I think we may just be getting the placeholder logs rather than an issue with tailing the logs.

I think the fix may just be changing this code https://github.com/drone-runners/drone-runner-kube/blob/master/engine/engine_impl.go#L250

from:

  if (!image.Match(cs.Image, step.Placeholder) && cs.State.Running != nil) || (cs.State.Terminated != nil) {
    return true, nil
  }

to:

  if (!image.Match(cs.Image, step.Placeholder) && (cs.State.Running != nil || cs.State.Terminated != nil) {
    return true, nil
  }

I patched my runner with this fix and I’ll open a PR if this solves the issue.

1 Like

Thanks Seth, let me know if that helps.

I think there may be a few different root causes that manifest with the same error. We saw an example where this error was caused by the context being cancelled. Kubernetes is wrapping and obfuscating the underlying context.Canceled error making this hard to diagnose. Aside from a more user-friendly message, one solution is to increase timeout for builds that exceed 60 minutes and get this error.

Also, in some cases we are seeing builds being cancelled early / unexpectedly because the build timeout, which defaults to 60 minutes, starts when the Pod is scheduled. If it takes 10 minutes to schedule the Pod, it will only have 50 minutes remaining to execute (for example). This was also hard to identify because Kubernetes was wrapping the context.Canceled error. Similar to above, the short term fix is to increase build timeout.

I think we are dealing with a few different issues here, so hopefully we can chip away at them.

This seems to be helping with the with the flakes that have no logs but I’m still getting runs that are successful but then exit with an exit code 2 anyway.

I think it’s possible that waitForTerminated is getting older events from when we update the placeholder image.

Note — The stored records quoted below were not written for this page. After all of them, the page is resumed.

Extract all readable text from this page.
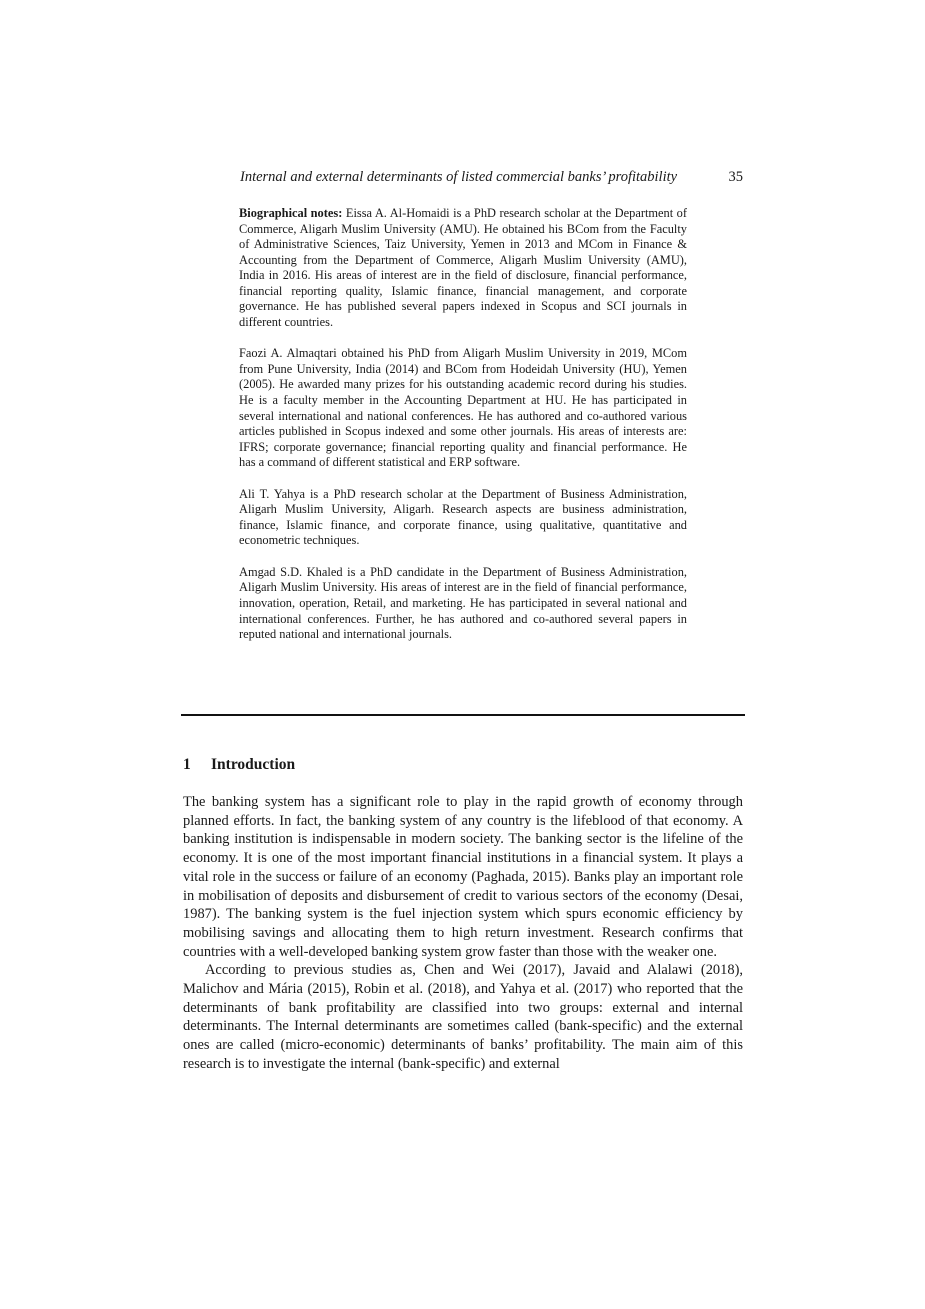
Internal and external determinants of listed commercial banks’ profitability	35

Biographical notes: Eissa A. Al-Homaidi is a PhD research scholar at the Department of Commerce, Aligarh Muslim University (AMU). He obtained his BCom from the Faculty of Administrative Sciences, Taiz University, Yemen in 2013 and MCom in Finance & Accounting from the Department of Commerce, Aligarh Muslim University (AMU), India in 2016. His areas of interest are in the field of disclosure, financial performance, financial reporting quality, Islamic finance, financial management, and corporate governance. He has published several papers indexed in Scopus and SCI journals in different countries.

Faozi A. Almaqtari obtained his PhD from Aligarh Muslim University in 2019, MCom from Pune University, India (2014) and BCom from Hodeidah University (HU), Yemen (2005). He awarded many prizes for his outstanding academic record during his studies. He is a faculty member in the Accounting Department at HU. He has participated in several international and national conferences. He has authored and co-authored various articles published in Scopus indexed and some other journals. His areas of interests are: IFRS; corporate governance; financial reporting quality and financial performance. He has a command of different statistical and ERP software.

Ali T. Yahya is a PhD research scholar at the Department of Business Administration, Aligarh Muslim University, Aligarh. Research aspects are business administration, finance, Islamic finance, and corporate finance, using qualitative, quantitative and econometric techniques.

Amgad S.D. Khaled is a PhD candidate in the Department of Business Administration, Aligarh Muslim University. His areas of interest are in the field of financial performance, innovation, operation, Retail, and marketing. He has participated in several national and international conferences. Further, he has authored and co-authored several papers in reputed national and international journals.

1 Introduction

The banking system has a significant role to play in the rapid growth of economy through planned efforts. In fact, the banking system of any country is the lifeblood of that economy. A banking institution is indispensable in modern society. The banking sector is the lifeline of the economy. It is one of the most important financial institutions in a financial system. It plays a vital role in the success or failure of an economy (Paghada, 2015). Banks play an important role in mobilisation of deposits and disbursement of credit to various sectors of the economy (Desai, 1987). The banking system is the fuel injection system which spurs economic efficiency by mobilising savings and allocating them to high return investment. Research confirms that countries with a well-developed banking system grow faster than those with the weaker one.

According to previous studies as, Chen and Wei (2017), Javaid and Alalawi (2018), Malichov and Mária (2015), Robin et al. (2018), and Yahya et al. (2017) who reported that the determinants of bank profitability are classified into two groups: external and internal determinants. The Internal determinants are sometimes called (bank-specific) and the external ones are called (micro-economic) determinants of banks’ profitability. The main aim of this research is to investigate the internal (bank-specific) and external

I’m going to add this logic there as well:

if !image.Match(cs.Image, step.Placeholder) && cs.State.Terminated != nil {
    state.ExitCode = int(cs.State.Terminated.ExitCode)
    return true, nil
}

I put @sethpollack fixes as a PR https://github.com/drone-runners/drone-runner-kube/pull/36 and it seems to work just great for us so far.

I’m also seeing a lot of these errors:

timed out waiting for the condition

It seems like sometimes even though the container is updated with the new image it doesn’t actually restart so it just hangs until it times out.